Well actually it could. The biopsies came back didn’t they? There was cancer in three lymph nodes wasn’t there? I was going to have chemo. If I thought I was scared before, this news put fear in me like nothing had before. “Seriously? You have got to be kidding! How can we go from polyps, to a bit of tissue, to a total colectomy, to cancer in my lymph nodes needing CHEMO???????” I was terrified! The words ‘chemo’, and ‘oncologist’ were ones I never thought I’d hear at this stage in my life. THAT took me six weeks to get my head around, and even then my head was not completely au fait with it.
So, six weeks or so of recovering from my total colectomy, most of it spent in the loo I might add, I had a port-a-cath placed in my chest and began chemo. The Day Infusion Unit of a hospital is the most wonderful, bright, positive, life-giving ward there is! Well it was where I went. The nurses are angels on earth. The ancillary staff and the volunteers are wonderful. My oncologist is a hero. Instead of doom and gloom, the place buzzes with life. OK, chemo itself isn’t exactly a barrel of laughs. I had quite bad nausea (which was treated well), I had peripheral neuropathy in my hands and feet, and my FACE (they cut the dose a bit after I confessed that), I was cold, I got tired, my platelets didn’t cope AT ALL, and lets not talk about the diarrhoea because quite frankly I was soooooo over it that colostomy bag was still looking more and more friendly.
But, for all the awful bits, there were gifts I would never have received had I not had chemo, and I wouldn’t change what happened if I had the chance to go back and do so. Every fortnight for 24 weeks, there we were trekking back and forward to the hospital, leaving with my bottle of chemo drugs plugged in and hung round my neck, back 46 hours later to be unplugged from it all and set free to get over it (slower the longer I went) and to get strong for the next blast and do it all again. What an adventure. What fantastic, wonderful people I met, all of us being infused with some cocktail or other, all of us being treated with such care, kindness and love, all of us on a journey probably none of us would have volunteered for if anybody had asked. It kind of helped me sort out my priorities I can tell you!

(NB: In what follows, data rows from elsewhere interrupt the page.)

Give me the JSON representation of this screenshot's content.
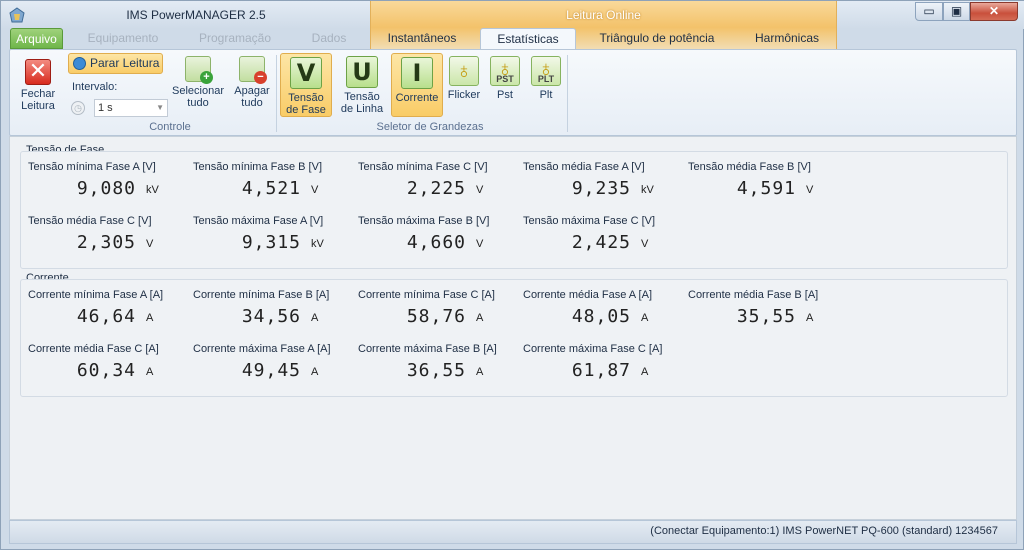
{
  "window": {
    "title": "IMS PowerMANAGER 2.5",
    "context_tab_label": "Leitura Online",
    "min_glyph": "▭",
    "max_glyph": "▣",
    "close_glyph": "✕"
  },
  "tabs": {
    "arquivo": "Arquivo",
    "equipamento": "Equipamento",
    "programacao": "Programação",
    "dados": "Dados",
    "instantaneos": "Instantâneos",
    "estatisticas": "Estatísticas",
    "triangulo": "Triângulo de potência",
    "harmonicas": "Harmônicas",
    "active": "Estatísticas"
  },
  "ribbon": {
    "fechar": {
      "line1": "Fechar",
      "line2": "Leitura",
      "icon": "close-x-icon"
    },
    "parar": "Parar Leitura",
    "intervalo_label": "Intervalo:",
    "intervalo_value": "1 s",
    "selecionar": {
      "line1": "Selecionar",
      "line2": "tudo"
    },
    "apagar": {
      "line1": "Apagar",
      "line2": "tudo"
    },
    "controle_label": "Controle",
    "tensao_fase": {
      "letter": "V",
      "line1": "Tensão",
      "line2": "de Fase"
    },
    "tensao_linha": {
      "letter": "U",
      "line1": "Tensão",
      "line2": "de Linha"
    },
    "corrente": {
      "letter": "I",
      "line1": "Corrente"
    },
    "flicker": {
      "line1": "Flicker"
    },
    "pst": {
      "line1": "Pst",
      "tag": "PST"
    },
    "plt": {
      "line1": "Plt",
      "tag": "PLT"
    },
    "seletor_label": "Seletor de Grandezas"
  },
  "tensao": {
    "title": "Tensão de Fase",
    "cells": [
      {
        "label": "Tensão mínima Fase A [V]",
        "value": "9,080",
        "unit": "kV"
      },
      {
        "label": "Tensão mínima Fase B [V]",
        "value": "4,521",
        "unit": "V"
      },
      {
        "label": "Tensão mínima Fase C [V]",
        "value": "2,225",
        "unit": "V"
      },
      {
        "label": "Tensão média Fase A [V]",
        "value": "9,235",
        "unit": "kV"
      },
      {
        "label": "Tensão média Fase B [V]",
        "value": "4,591",
        "unit": "V"
      },
      {
        "label": "Tensão média Fase C [V]",
        "value": "2,305",
        "unit": "V"
      },
      {
        "label": "Tensão máxima Fase A [V]",
        "value": "9,315",
        "unit": "kV"
      },
      {
        "label": "Tensão máxima Fase B [V]",
        "value": "4,660",
        "unit": "V"
      },
      {
        "label": "Tensão máxima Fase C [V]",
        "value": "2,425",
        "unit": "V"
      }
    ]
  },
  "corrente": {
    "title": "Corrente",
    "cells": [
      {
        "label": "Corrente mínima Fase A [A]",
        "value": "46,64",
        "unit": "A"
      },
      {
        "label": "Corrente mínima Fase B [A]",
        "value": "34,56",
        "unit": "A"
      },
      {
        "label": "Corrente mínima Fase C [A]",
        "value": "58,76",
        "unit": "A"
      },
      {
        "label": "Corrente média Fase A [A]",
        "value": "48,05",
        "unit": "A"
      },
      {
        "label": "Corrente média Fase B [A]",
        "value": "35,55",
        "unit": "A"
      },
      {
        "label": "Corrente média Fase C [A]",
        "value": "60,34",
        "unit": "A"
      },
      {
        "label": "Corrente máxima Fase A [A]",
        "value": "49,45",
        "unit": "A"
      },
      {
        "label": "Corrente máxima Fase B [A]",
        "value": "36,55",
        "unit": "A"
      },
      {
        "label": "Corrente máxima Fase C [A]",
        "value": "61,87",
        "unit": "A"
      }
    ]
  },
  "status": "(Conectar Equipamento:1) IMS PowerNET PQ-600 (standard) 1234567",
  "colors": {
    "accent_orange": "#f3c26a",
    "accent_green": "#6fb64a",
    "close_red": "#c9503c"
  }
}
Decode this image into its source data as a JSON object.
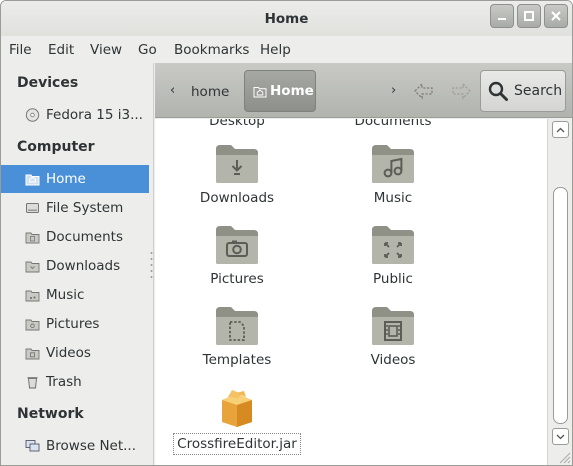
{
  "window": {
    "title": "Home",
    "controls": {
      "minimize": "—",
      "maximize": "▢",
      "close": "✕"
    }
  },
  "menubar": [
    "File",
    "Edit",
    "View",
    "Go",
    "Bookmarks",
    "Help"
  ],
  "sidebar": {
    "devices_heading": "Devices",
    "devices": [
      {
        "label": "Fedora 15 i3...",
        "icon": "disc-icon"
      }
    ],
    "computer_heading": "Computer",
    "computer": [
      {
        "label": "Home",
        "icon": "home-folder-icon",
        "active": true
      },
      {
        "label": "File System",
        "icon": "drive-icon"
      },
      {
        "label": "Documents",
        "icon": "documents-folder-icon"
      },
      {
        "label": "Downloads",
        "icon": "downloads-folder-icon"
      },
      {
        "label": "Music",
        "icon": "music-folder-icon"
      },
      {
        "label": "Pictures",
        "icon": "pictures-folder-icon"
      },
      {
        "label": "Videos",
        "icon": "videos-folder-icon"
      },
      {
        "label": "Trash",
        "icon": "trash-icon"
      }
    ],
    "network_heading": "Network",
    "network": [
      {
        "label": "Browse Net...",
        "icon": "network-icon"
      }
    ]
  },
  "toolbar": {
    "left_arrow": "‹",
    "right_arrow": "›",
    "crumb_parent": "home",
    "crumb_current": "Home",
    "search_label": "Search"
  },
  "files": [
    {
      "name": "Desktop",
      "icon": "desktop-folder-icon"
    },
    {
      "name": "Documents",
      "icon": "documents-folder-icon"
    },
    {
      "name": "Downloads",
      "icon": "downloads-folder-icon"
    },
    {
      "name": "Music",
      "icon": "music-folder-icon"
    },
    {
      "name": "Pictures",
      "icon": "pictures-folder-icon"
    },
    {
      "name": "Public",
      "icon": "public-folder-icon"
    },
    {
      "name": "Templates",
      "icon": "templates-folder-icon"
    },
    {
      "name": "Videos",
      "icon": "videos-folder-icon"
    },
    {
      "name": "CrossfireEditor.jar",
      "icon": "jar-package-icon",
      "selected": true
    }
  ],
  "colors": {
    "selection": "#4a90d9",
    "folder": "#9c9d92"
  }
}
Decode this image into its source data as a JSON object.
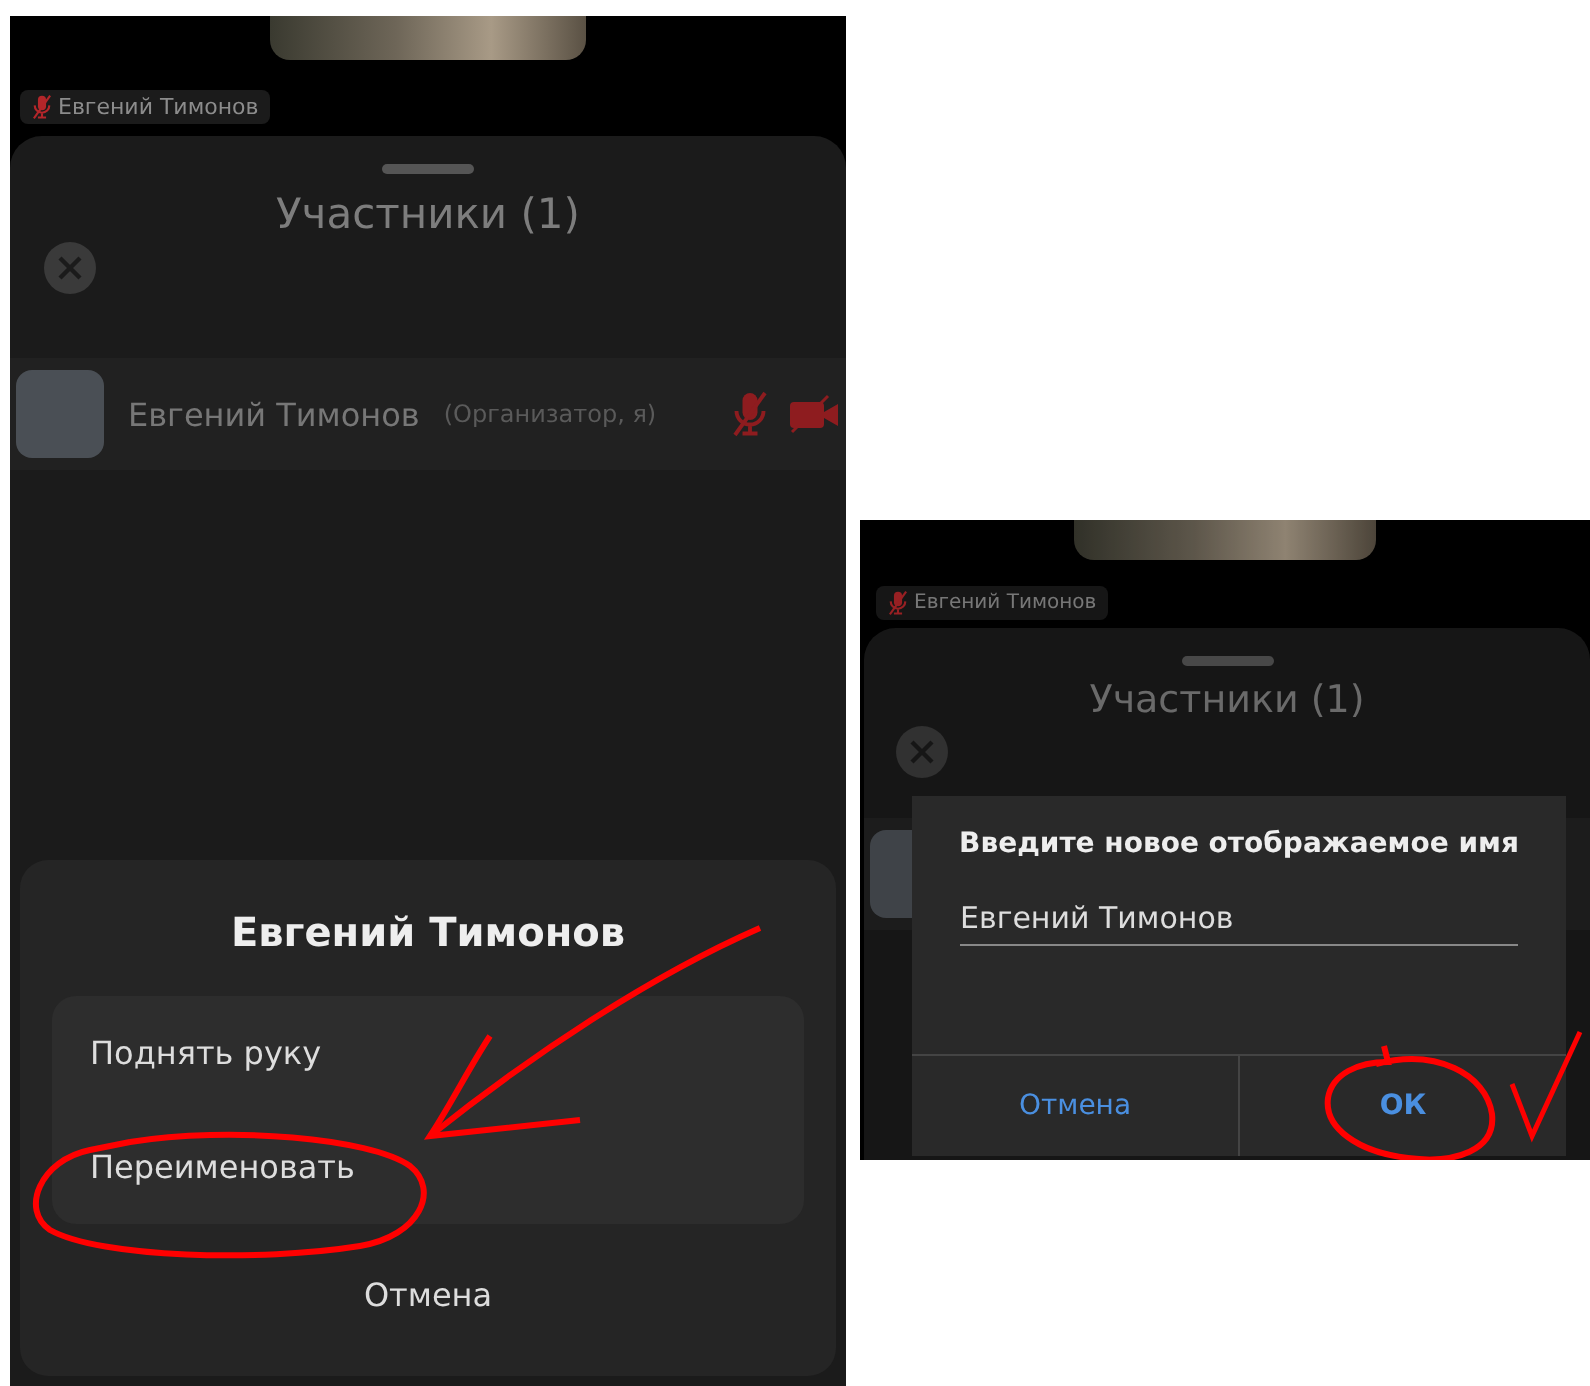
{
  "left_screen": {
    "name_tag": {
      "label": "Евгений Тимонов"
    },
    "participants_panel": {
      "title": "Участники (1)",
      "participants": [
        {
          "name": "Евгений Тимонов",
          "role": "(Организатор, я)"
        }
      ]
    },
    "action_sheet": {
      "title": "Евгений Тимонов",
      "options": [
        "Поднять руку",
        "Переименовать"
      ],
      "cancel": "Отмена"
    }
  },
  "right_screen": {
    "name_tag": {
      "label": "Евгений Тимонов"
    },
    "participants_panel": {
      "title": "Участники (1)"
    },
    "rename_dialog": {
      "title": "Введите новое отображаемое имя",
      "value": "Евгений Тимонов",
      "buttons": [
        "Отмена",
        "ОК"
      ]
    }
  }
}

Once I was all done, of course there were the obligatory three-monthly checks, which went down to six months, which are always scary, and remind me of it all. A yearly CT for a while, always scary.
I was lucky to be asked to go on a clinical trial about exercise post bowel cancer, which takes 3 years, and was fantastic for getting me back up and going after the effects of chemo.
I am now nearly four years post treatment, fitter than I was before the whole cancer shebang, and living life well. The best bit is that I no longer spend half my life in “My Office”, my bowel did settle down, but it did take a while.
I still always know where the toilet is though, and probably won’t be backpacking around South America any time soon, but I manage, even if my diet is a little boring. Who cares?
I lost some parts of my life that I had before cancer, but for every loss, there was a gift, and I am living life in a different way now, and the changes are good because I choose it to be that way.
To quote a beautiful friend of mine no longer with us, “Life is good”.